2006-09-20 21:12:09 | 阿呆塾

ドナルド・キーン(Donald keene)
1922年ニューヨーク生まれ。コロンビア大學卒。在学中から日本語を学び、戦後ケンブリッジ大學、京都大学などで日本文学を研究。「国性爺合戦の研究」でコロンビア大學博士となる。日本文学を多数海外に紹介している。1962年の菊池寛賞受賞。1985年『百代の過客ー日記に見る日本人』で読売文学賞、日本文学大賞受賞。現在コロンビア大學教授、朝日新聞社客員編集委員。
「著書『碧い眼の太郎冠者』『日本人の西洋発見』『日本文学史・近世篇』『日本文学史・近代・現代篇』『日本文学散歩』『日本人の質問』など。
『人間失格』他英訳も多数。

これは『二つの母国に生きて』朝日選書1987年の奥付にある筆者紹介である。
これを見ると、小生と著者とは、○歳しか違わない勘定になる。
敬老日の前後、ボクも己の年齢について考えないわけではなかった。
だから、年齢などの記述があると、大いに注目するのだ。
「声の残り」のあとがき、〝おわりに〟を読んでみよう…。(以下引用)
おわりに
…(略)
 しかし初めから、現在活躍中の作家より、どちらかというと故人になった作家のほうに、より多くの紙数を割くことになるだろうことは、予想していたことであった。思うにこのことは、今やその声も聞けず、会うこともかなわぬ人々に対して、私が抱いているノスタルジーから来る、当然の結果なのである。そしてそれだけではない。

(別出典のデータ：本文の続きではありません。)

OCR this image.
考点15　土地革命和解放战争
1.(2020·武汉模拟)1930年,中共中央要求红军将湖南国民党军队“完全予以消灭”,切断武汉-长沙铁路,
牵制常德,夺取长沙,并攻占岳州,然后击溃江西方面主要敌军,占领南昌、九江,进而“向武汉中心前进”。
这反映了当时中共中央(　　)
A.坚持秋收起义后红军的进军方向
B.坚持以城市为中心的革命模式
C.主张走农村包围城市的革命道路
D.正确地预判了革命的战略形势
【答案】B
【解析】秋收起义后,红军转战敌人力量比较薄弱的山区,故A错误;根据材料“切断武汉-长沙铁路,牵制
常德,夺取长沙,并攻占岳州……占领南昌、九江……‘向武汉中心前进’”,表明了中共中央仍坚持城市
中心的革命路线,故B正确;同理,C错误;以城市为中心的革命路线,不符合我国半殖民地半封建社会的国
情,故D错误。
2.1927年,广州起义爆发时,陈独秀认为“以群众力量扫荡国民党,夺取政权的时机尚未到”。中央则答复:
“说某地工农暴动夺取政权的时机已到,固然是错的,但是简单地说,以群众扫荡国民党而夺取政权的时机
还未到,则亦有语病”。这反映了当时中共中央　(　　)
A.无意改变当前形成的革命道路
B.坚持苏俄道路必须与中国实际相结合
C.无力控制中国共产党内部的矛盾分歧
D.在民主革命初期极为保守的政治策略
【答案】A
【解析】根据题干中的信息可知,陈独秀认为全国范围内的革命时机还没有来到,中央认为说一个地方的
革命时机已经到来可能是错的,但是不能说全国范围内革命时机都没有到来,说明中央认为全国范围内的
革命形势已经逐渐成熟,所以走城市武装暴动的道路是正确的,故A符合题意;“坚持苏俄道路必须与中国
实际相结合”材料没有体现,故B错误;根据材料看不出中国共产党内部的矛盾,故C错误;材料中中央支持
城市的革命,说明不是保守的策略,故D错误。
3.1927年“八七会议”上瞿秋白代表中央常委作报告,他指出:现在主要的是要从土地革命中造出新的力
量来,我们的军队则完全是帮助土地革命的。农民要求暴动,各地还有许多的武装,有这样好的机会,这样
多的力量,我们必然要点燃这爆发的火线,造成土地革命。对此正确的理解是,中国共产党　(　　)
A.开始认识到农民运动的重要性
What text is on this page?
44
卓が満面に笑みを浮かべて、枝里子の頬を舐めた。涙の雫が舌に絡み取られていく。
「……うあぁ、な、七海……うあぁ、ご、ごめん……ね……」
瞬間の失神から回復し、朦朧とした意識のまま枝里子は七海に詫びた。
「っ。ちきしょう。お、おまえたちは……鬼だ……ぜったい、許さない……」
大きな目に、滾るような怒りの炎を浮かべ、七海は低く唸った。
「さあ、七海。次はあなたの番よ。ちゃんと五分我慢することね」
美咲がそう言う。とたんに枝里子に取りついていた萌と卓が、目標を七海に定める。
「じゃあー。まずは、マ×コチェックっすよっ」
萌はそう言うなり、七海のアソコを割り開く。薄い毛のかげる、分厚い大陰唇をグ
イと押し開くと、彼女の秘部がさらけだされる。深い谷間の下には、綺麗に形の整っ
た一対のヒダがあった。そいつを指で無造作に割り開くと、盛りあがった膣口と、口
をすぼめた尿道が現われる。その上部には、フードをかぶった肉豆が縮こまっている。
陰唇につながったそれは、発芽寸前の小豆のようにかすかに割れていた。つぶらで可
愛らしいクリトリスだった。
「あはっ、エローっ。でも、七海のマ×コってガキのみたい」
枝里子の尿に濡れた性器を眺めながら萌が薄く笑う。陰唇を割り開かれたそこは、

私がある年齢に達した今や――私は七十歳になったばかりだ――新しい友人を作るのがのが困難になって来た、ということもある。同時に、いわば新種の文学を受け入れるのも、むずかしくなって来ている。
最近ある人に、好きな漫画家は誰か、と訊かれたことがあった。その時私は、日本の漫画で、最後まで読み通したものは一冊もない、と白状せざるを得なかった。多分漫画も、読むべきなのだろう。今の私には、ただ単調なドドン、ドドンという騒音としか聞こえないロック音楽でも、もっと理解しようと努めなければならないのかもしれない。しかし人間は、年を取るにつれて、自分の趣味を変えるのが、ますますむずかしくなって来るものなのだ。したがって、この私も、漫画の文化性を探ることによって、自分の文化的関心を拡げるよりも、すでに自分が感服している作家を、さらに深く読み込むほうを、採るのである。